The best way to choose between the two methods is to shop for the best prices
and terms on the car desired and then compare. Frequently, one can obtain
information on both from the same dealer.
In weighing all the costs and benefits entailed in leasing, keep in mind the
following pros and cons:
REASONS FOR LEASING
 | Lessees no longer lose a tax deduction for interest they would have paid
on a car loan, since the deduction for personal interest is being
eliminated. |
 | Monthly payments are usually lower than those entailed in a car loan.

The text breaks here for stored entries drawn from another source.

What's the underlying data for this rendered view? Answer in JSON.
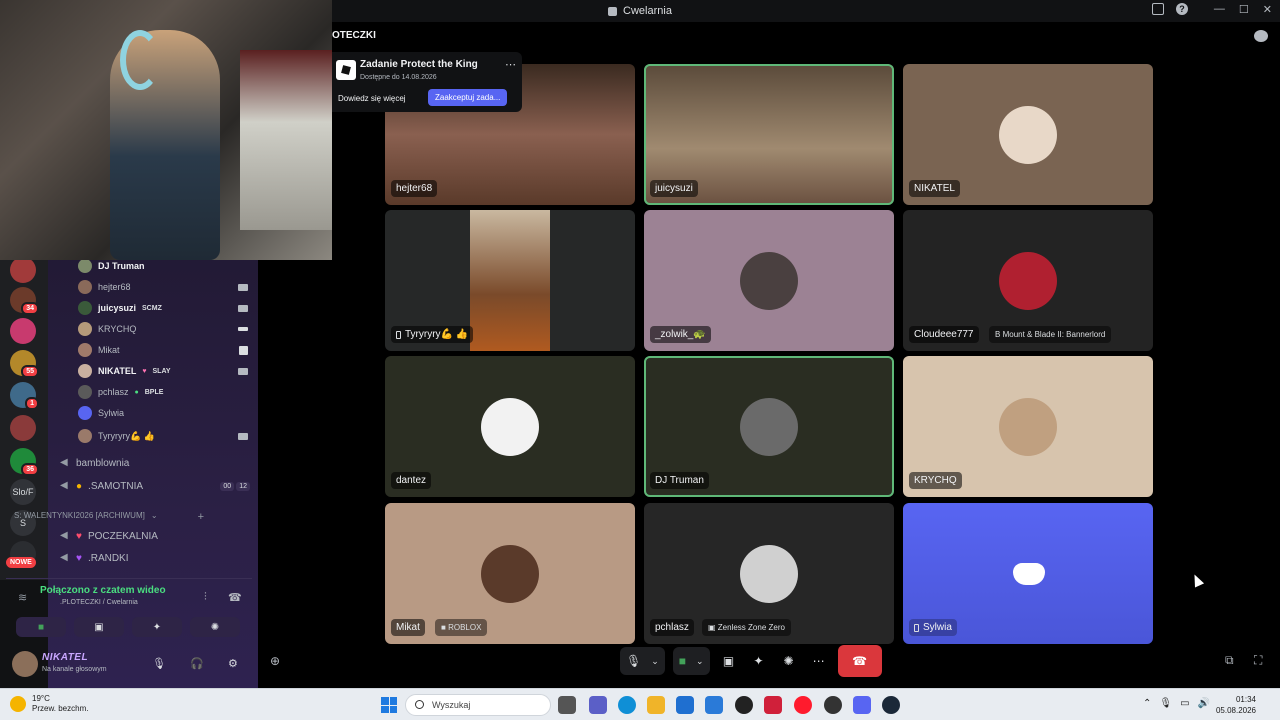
{
  "window": {
    "title": "Cwelarnia"
  },
  "channel_header": "OTECZKI",
  "quest": {
    "title": "Zadanie Protect the King",
    "subtitle": "Dostępne do 14.08.2026",
    "more_label": "Dowiedz się więcej",
    "accept_label": "Zaakceptuj zada..."
  },
  "members": [
    {
      "name": "DJ Truman",
      "bold": true,
      "tag": ""
    },
    {
      "name": "hejter68",
      "bold": false,
      "tag": ""
    },
    {
      "name": "juicysuzi",
      "bold": true,
      "tag": "SCMZ"
    },
    {
      "name": "KRYCHQ",
      "bold": false,
      "tag": ""
    },
    {
      "name": "Mikat",
      "bold": false,
      "tag": ""
    },
    {
      "name": "NIKATEL",
      "bold": true,
      "tag": "SLAY"
    },
    {
      "name": "pchlasz",
      "bold": false,
      "tag": "BPLE"
    },
    {
      "name": "Sylwia",
      "bold": false,
      "tag": ""
    },
    {
      "name": "Tyryryry💪 👍",
      "bold": false,
      "tag": ""
    }
  ],
  "channels": [
    {
      "name": "bamblownia"
    },
    {
      "name": ".SAMOTNIA",
      "counts": [
        "00",
        "12"
      ]
    }
  ],
  "category": {
    "name": "S: WALENTYNKI2026 [ARCHIWUM]"
  },
  "channels2": [
    {
      "name": "POCZEKALNIA"
    },
    {
      "name": ".RANDKI"
    }
  ],
  "servers": [
    {
      "badge": ""
    },
    {
      "badge": "34"
    },
    {
      "badge": ""
    },
    {
      "badge": "55"
    },
    {
      "badge": "1"
    },
    {
      "badge": ""
    },
    {
      "badge": "36"
    },
    {
      "label": "Slo/F"
    },
    {
      "label": "S"
    },
    {
      "label": "NOWE"
    }
  ],
  "voice": {
    "status": "Połączono z czatem wideo",
    "location": ".PLOTECZKI / Cwelarnia"
  },
  "user": {
    "name": "NIKATEL",
    "status": "Na kanale głosowym"
  },
  "tiles": [
    {
      "name": "hejter68",
      "activity": ""
    },
    {
      "name": "juicysuzi",
      "activity": ""
    },
    {
      "name": "NIKATEL",
      "activity": ""
    },
    {
      "name": "Tyryryry💪 👍",
      "activity": ""
    },
    {
      "name": "_zolwik_🐢",
      "activity": ""
    },
    {
      "name": "Cloudeee777",
      "activity": "Mount & Blade II: Bannerlord"
    },
    {
      "name": "dantez",
      "activity": ""
    },
    {
      "name": "DJ Truman",
      "activity": ""
    },
    {
      "name": "KRYCHQ",
      "activity": ""
    },
    {
      "name": "Mikat",
      "activity": "ROBLOX"
    },
    {
      "name": "pchlasz",
      "activity": "Zenless Zone Zero"
    },
    {
      "name": "Sylwia",
      "activity": ""
    }
  ],
  "taskbar": {
    "weather_temp": "19°C",
    "weather_desc": "Przew. bezchm.",
    "search_placeholder": "Wyszukaj",
    "time": "01:34",
    "date": "05.08.2026"
  },
  "colors": {
    "accent": "#5865f2",
    "selected_outline": "#5fb878",
    "disconnect": "#da373c",
    "sidebar": "#2b2045"
  }
}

Since the lessor of the car is carrying the acquisition cost, however, the
rental rate will include interest expense, omitting possible savings. |
 | With a closed end lease, you merely return the car at the expiration of
the lease. You need not trade with the same dealer. You are freed from the
hassle of trying to sell your used car personally. |
 | Some leasing companies provide "loaners" to their customers when
the cars are in for service. They may also rent cars to their established
customers at a favorable rate. |
 | At the end of a lease you may be able to buy the car at a specified price,
usually based on "blue book" values. This provision would, of
course, be included in the leasing agreement, which also may provide that
the lessee must buy the car at the end of the lease. |
REASONS FOR NOT LEASING
 | Leases often set mileage allowances, with a charge for distances driven in
excess of a specified maximum number of miles. |
 | A lease may require a degree of maintenance you would not give to a car
you owned outright. |
 | The lessor may also be charged for any dents or other minor damages
incurred when the car is returned. |
 | Usually, there are substantial penalties for premature cancellation of the
lease. |
 | If you have a serious complaint against the manufacturer you may be in a
more difficult position to have corrections made since you are only the
user, not the owner. |
 | The lessor is just as responsible as an owner for keeping a leased car
insured, with comprehensive coverage on your own behalf. |
If the new car is to be used for business driving, a whole new set of
considerations takes effect including the deductibility of interest payments
along with other costs, the tying up of capital, attribution of taxable income
to the user, etc. Additionally, several changes in the tax treatment of leased
business cars have taken place, and future changes are inevitable.